If anyone tries to say that judges aren't being tough and that nobody's being tough on young offenders, listen, the figures don't bear you out. The figures don't bear it out at all. Ontario is much more likely to incarcerate a young offender than any other province except Prince Edward Island - I wonder if that's why the Attorney General from Prince Edward Island was here conferring with his colleague today - and we are much, much more likely to look at young offenders in a harsh way. We have not set up the kinds of programs that have been set up in other provinces to deal with young offenders. Judges, frankly, don't have the alternative in many parts of our province of assigning someone to community service programs that really are focused on rehabilitating them, are focused on restorative justice.

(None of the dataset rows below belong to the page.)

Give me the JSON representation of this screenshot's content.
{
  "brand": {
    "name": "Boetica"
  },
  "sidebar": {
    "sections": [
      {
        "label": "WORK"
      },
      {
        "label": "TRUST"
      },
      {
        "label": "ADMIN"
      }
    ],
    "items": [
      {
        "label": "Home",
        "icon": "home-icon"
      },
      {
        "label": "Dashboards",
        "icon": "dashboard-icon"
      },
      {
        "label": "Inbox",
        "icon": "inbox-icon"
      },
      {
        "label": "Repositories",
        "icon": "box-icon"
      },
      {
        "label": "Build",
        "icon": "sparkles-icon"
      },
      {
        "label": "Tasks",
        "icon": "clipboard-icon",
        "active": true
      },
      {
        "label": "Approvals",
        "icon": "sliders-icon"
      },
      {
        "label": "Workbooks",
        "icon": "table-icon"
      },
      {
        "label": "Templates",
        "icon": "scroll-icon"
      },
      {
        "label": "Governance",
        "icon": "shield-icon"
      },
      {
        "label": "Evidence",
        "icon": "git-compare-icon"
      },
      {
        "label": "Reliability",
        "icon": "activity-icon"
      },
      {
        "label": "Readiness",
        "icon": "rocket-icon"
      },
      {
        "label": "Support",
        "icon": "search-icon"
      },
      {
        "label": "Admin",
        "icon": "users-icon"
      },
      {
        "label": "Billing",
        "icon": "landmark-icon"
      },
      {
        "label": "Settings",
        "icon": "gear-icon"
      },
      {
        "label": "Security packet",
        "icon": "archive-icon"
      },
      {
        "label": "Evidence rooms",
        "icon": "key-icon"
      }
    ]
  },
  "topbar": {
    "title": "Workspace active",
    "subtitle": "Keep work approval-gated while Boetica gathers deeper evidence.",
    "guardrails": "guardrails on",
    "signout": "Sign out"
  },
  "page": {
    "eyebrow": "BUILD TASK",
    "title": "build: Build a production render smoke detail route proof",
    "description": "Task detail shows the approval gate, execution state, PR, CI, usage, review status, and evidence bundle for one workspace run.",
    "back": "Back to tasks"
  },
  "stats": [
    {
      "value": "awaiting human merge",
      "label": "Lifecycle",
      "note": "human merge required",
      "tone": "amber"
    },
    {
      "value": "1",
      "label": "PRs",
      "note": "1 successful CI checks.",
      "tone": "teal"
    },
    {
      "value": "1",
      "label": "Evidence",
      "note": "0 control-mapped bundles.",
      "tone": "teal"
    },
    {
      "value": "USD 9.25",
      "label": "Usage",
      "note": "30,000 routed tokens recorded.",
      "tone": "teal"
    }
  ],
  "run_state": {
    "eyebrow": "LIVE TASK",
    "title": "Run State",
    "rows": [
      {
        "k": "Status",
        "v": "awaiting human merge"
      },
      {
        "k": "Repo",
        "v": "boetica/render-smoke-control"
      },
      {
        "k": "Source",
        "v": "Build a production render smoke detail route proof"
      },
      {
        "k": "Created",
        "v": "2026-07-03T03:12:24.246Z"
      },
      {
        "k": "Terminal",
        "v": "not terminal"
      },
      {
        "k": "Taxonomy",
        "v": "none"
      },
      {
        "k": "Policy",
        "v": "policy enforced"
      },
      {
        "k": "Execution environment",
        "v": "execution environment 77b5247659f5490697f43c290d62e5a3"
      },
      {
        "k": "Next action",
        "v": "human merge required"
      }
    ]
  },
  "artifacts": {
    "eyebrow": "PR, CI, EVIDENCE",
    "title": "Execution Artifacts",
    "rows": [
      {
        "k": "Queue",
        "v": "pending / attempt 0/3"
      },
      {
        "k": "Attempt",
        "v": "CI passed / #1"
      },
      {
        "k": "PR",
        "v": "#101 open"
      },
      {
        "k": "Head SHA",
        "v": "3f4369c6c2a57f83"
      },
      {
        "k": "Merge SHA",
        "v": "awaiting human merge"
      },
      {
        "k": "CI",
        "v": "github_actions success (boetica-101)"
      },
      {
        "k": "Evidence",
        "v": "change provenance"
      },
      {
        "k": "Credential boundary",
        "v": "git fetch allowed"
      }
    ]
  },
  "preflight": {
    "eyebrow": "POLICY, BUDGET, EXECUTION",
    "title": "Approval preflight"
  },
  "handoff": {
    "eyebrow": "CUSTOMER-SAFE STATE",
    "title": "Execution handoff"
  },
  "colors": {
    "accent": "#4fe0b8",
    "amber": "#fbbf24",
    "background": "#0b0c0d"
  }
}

That is not true, for example, in Quebec, where those kinds of programs have operated ever since the Young Offenders Act came into play and where young offenders are treated as young people who have made mistakes who need to be corrected, not punished - a very big difference.
But this government wants to use this as a hot political button, so it doesn't want people talking about that and it certainly doesn't want any impression that we understand that most of those youths who commit criminal acts in this province, the vast majority of them, are youths who have already had problems which have or ought to have led them to the attention of the family court, either because of child protection issues or because of familial problems they have.

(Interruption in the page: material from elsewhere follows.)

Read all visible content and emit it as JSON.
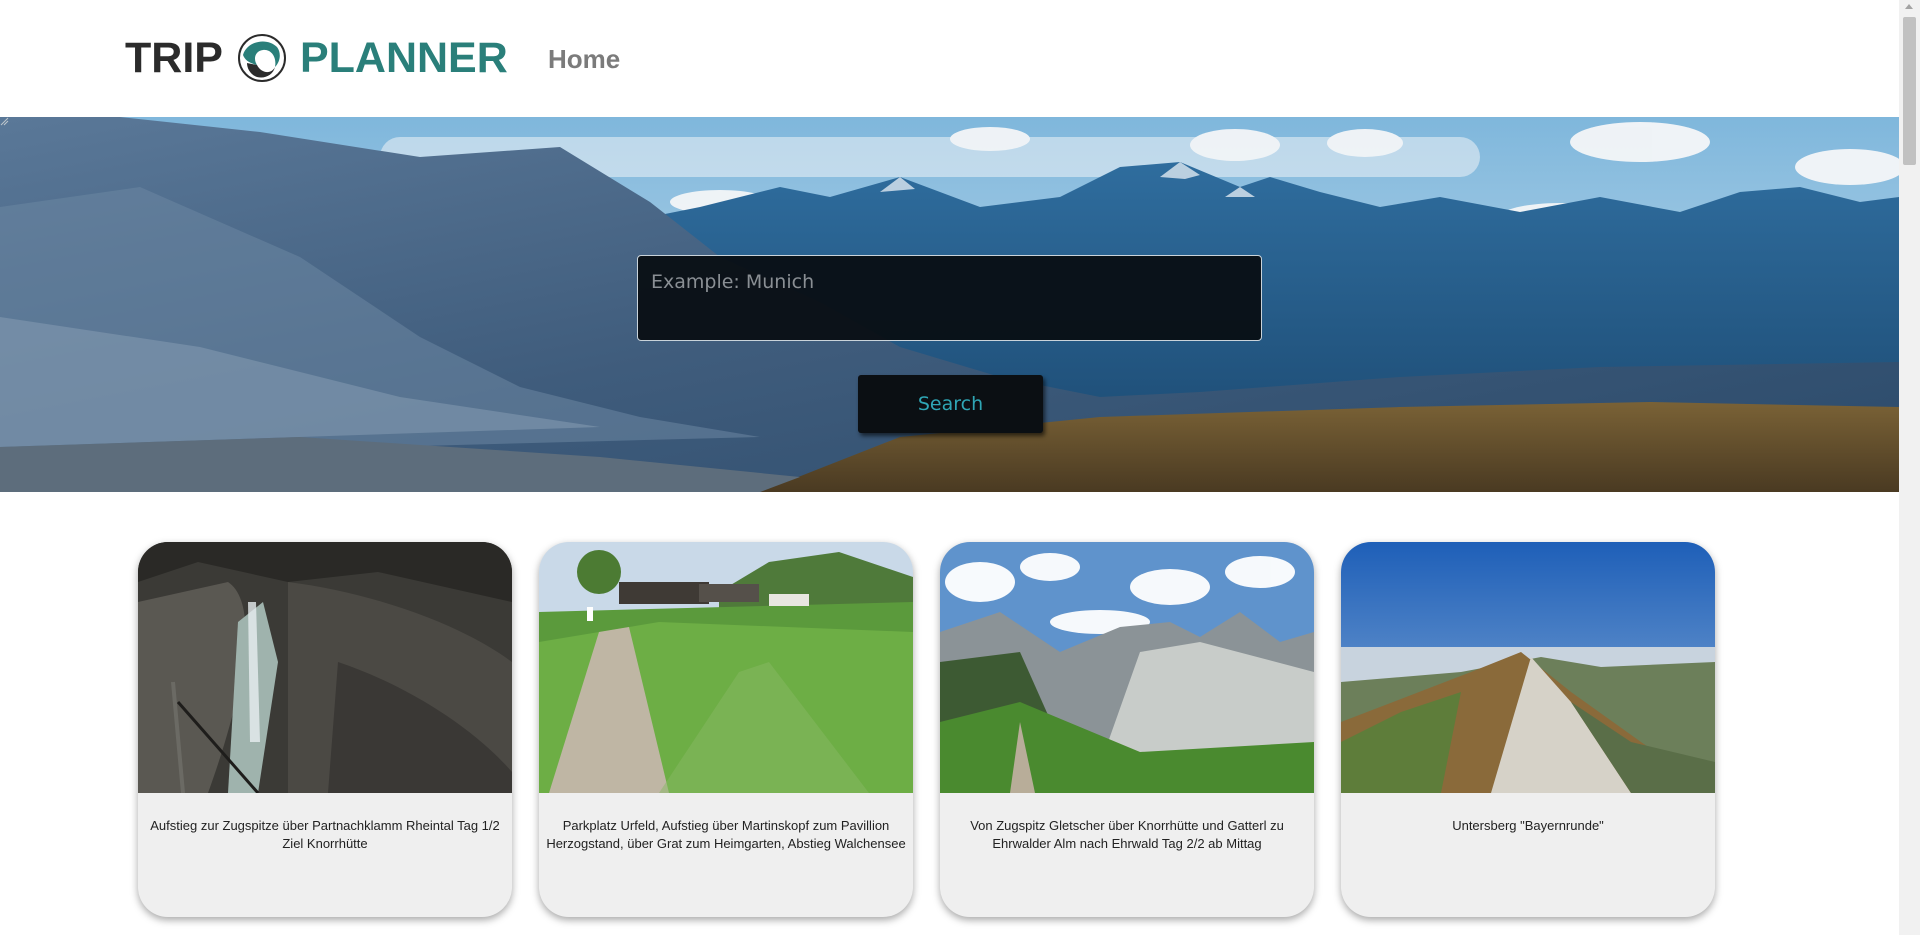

I am disappointed, I am dismayed. I understand entirely about the administrative drive that the bench and the bar have around maintaining sentencing of young offenders in provincial court. I would urge the government to rethink that. I urge the government, as it has support, as it manages to wrest support for an expanded family court out of the federal system, to revisit that issue to ensure that all matters that deal with children and youth appear in an experienced family court and that we make every effort to persuade the federal government (a) to appoint a sufficient number of judges to the family court, (b) to appoint those judges from the excellent, trained, dedicated provincial bench, which already has a lot of the expertise that is needed in the family court, and (c) to not water down the expertise of the family court by simply using expedient means to deal with its backlog by rotating General Division court judges into the family court.
Particularly as the court system is squeezed more and more and more by the financial drivers, which obviously are, as the Attorney General suggested, bottom line in many of these justice issues, we will find that the family court will lose its very special position. So while we all here are supporting the family court, we have to know that the seeds for its destruction lie in this bill, and it is a very serious matter that we are discussing today.
The House adjourned at 1757.
Evening meeting reported in volume B.